With the recent trend for nondermatologists to treat dermatologic disorders, this retrospective biopsy study reviews the accuracy of the clinical diagnosis of physicians of different specialties performing surgical dermatologic procedures.


We assessed the diagnostic abilities of nondermatologist physicians who performed various types of skin biopsies and compared them with those of dermatologists.


The clinical diagnoses of family physicians, plastic, general, and orthopedic surgeons, and internists and pediatricians versus dermatologists were correlated with the histopathologic diagnoses. In total, 4451 cases were analyzed.


Dermatologists diagnosed twice the number of neoplastic and cystic skin lesions correctly (75%) than nondermatologists (40%). The clinical diagnosis rendered by family practitioners matched the histopathologic diagnosis in only 26% of neoplastic and cystic skin lesions.
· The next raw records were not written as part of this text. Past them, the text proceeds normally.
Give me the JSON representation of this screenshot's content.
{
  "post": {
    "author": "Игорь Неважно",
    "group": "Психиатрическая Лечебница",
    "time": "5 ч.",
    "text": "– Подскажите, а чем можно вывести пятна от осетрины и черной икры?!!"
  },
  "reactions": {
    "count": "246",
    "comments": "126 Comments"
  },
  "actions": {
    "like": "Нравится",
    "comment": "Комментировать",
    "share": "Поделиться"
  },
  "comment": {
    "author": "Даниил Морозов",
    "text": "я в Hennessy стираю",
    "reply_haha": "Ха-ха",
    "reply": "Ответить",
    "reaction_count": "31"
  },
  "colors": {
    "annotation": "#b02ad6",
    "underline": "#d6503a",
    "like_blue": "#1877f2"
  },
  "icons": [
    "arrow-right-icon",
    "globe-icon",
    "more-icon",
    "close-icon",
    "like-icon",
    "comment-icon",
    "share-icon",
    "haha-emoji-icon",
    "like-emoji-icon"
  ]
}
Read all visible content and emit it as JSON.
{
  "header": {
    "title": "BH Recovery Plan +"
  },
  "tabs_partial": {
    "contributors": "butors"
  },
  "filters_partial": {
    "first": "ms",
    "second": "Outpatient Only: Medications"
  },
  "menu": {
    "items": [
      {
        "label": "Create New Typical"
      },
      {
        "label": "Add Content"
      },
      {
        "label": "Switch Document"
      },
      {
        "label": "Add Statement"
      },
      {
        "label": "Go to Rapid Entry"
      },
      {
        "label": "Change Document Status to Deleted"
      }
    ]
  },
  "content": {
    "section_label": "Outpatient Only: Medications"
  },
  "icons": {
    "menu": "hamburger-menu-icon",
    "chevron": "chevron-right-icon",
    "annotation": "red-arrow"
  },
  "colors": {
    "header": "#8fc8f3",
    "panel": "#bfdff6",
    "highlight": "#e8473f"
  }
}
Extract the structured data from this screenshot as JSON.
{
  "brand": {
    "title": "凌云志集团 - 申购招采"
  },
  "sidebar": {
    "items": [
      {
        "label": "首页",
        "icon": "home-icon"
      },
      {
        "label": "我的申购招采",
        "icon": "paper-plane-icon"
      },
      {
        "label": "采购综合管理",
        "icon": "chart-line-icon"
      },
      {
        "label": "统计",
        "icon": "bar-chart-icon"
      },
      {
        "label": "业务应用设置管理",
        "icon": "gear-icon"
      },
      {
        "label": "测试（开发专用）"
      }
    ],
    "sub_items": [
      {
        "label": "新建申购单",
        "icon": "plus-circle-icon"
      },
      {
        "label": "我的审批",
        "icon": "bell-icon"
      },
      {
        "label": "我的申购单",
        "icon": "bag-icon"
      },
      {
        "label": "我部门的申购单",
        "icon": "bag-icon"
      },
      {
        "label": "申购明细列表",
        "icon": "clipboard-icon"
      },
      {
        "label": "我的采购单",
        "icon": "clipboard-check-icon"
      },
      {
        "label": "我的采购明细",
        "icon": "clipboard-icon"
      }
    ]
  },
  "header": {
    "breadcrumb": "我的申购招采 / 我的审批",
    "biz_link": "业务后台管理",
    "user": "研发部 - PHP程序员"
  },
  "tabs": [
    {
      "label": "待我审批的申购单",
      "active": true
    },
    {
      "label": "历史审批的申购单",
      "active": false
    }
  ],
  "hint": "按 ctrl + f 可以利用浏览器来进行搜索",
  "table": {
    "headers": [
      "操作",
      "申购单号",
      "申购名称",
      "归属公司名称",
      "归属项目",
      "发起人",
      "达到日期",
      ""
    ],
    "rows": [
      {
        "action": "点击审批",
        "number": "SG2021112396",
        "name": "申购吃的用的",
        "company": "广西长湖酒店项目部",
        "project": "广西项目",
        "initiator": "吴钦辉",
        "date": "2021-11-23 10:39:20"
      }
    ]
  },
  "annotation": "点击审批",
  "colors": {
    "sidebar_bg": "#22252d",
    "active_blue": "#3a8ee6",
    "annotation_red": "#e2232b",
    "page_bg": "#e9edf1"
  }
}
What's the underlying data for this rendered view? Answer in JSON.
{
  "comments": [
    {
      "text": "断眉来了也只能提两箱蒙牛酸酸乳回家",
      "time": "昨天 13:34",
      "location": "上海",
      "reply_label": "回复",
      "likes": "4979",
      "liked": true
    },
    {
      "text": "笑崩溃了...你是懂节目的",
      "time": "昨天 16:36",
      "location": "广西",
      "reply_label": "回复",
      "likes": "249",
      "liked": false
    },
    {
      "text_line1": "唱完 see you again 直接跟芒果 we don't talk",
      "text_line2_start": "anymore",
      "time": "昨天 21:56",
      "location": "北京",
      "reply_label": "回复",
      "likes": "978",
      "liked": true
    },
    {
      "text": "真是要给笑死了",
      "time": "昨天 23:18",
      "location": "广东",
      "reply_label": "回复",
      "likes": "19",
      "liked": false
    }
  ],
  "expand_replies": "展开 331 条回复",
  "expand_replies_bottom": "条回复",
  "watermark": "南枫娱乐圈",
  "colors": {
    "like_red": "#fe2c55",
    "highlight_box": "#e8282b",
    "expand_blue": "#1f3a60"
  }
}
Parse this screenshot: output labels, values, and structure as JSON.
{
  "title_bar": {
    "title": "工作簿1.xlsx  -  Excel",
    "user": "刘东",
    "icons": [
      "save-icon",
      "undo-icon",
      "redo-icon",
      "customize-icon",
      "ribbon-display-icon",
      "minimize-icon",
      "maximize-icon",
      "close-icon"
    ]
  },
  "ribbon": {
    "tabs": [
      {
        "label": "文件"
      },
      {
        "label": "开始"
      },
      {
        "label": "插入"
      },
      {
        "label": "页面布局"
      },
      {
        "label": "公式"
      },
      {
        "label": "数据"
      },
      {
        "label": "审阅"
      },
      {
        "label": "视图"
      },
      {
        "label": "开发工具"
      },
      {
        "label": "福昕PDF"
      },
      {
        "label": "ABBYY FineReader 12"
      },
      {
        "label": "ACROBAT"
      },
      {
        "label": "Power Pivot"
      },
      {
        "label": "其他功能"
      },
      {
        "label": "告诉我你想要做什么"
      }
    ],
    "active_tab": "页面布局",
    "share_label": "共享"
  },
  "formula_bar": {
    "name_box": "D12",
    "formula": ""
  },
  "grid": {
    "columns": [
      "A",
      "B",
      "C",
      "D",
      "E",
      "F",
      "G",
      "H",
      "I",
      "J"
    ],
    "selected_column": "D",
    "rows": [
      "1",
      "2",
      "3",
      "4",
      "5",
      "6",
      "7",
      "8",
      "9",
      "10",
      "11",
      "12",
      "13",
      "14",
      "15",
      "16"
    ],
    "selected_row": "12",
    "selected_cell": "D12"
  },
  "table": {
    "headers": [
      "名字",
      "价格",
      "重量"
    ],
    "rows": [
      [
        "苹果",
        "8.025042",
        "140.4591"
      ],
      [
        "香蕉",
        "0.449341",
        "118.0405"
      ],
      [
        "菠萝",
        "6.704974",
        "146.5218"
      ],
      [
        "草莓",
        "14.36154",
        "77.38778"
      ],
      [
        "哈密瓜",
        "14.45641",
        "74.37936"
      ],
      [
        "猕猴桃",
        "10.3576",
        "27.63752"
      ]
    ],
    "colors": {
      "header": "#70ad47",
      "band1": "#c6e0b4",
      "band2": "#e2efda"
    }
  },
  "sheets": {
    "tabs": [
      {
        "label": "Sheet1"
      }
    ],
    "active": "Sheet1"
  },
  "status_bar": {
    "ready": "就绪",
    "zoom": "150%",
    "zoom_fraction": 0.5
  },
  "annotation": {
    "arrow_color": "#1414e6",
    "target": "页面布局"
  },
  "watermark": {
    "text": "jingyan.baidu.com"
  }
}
Plastic surgeons, who performed the largest number of cutaneous surgical procedures among the nondermatologists, did better in the recognition of skin tumors than family physicians, but still had a diagnostic accuracy rate of only 45%. Inflammatory skin diseases were correctly diagnosed in 71% of the cases by dermatologists but in only 34% of the cases by nondermatologists.


A limitation of this retrospective, unblinded study is the use of the clinical data from the pathology requisition form as a surrogate for clinical diagnostic accuracy.


The overall accuracy of the clinical diagnosis depends heavily on the clinicopathologic correlation. Without sufficient clinical data, the histopathologic diagnosis will be limited or restricted. This review concludes that without basic dermatology knowledge, clinicopathologic correlation is compromised.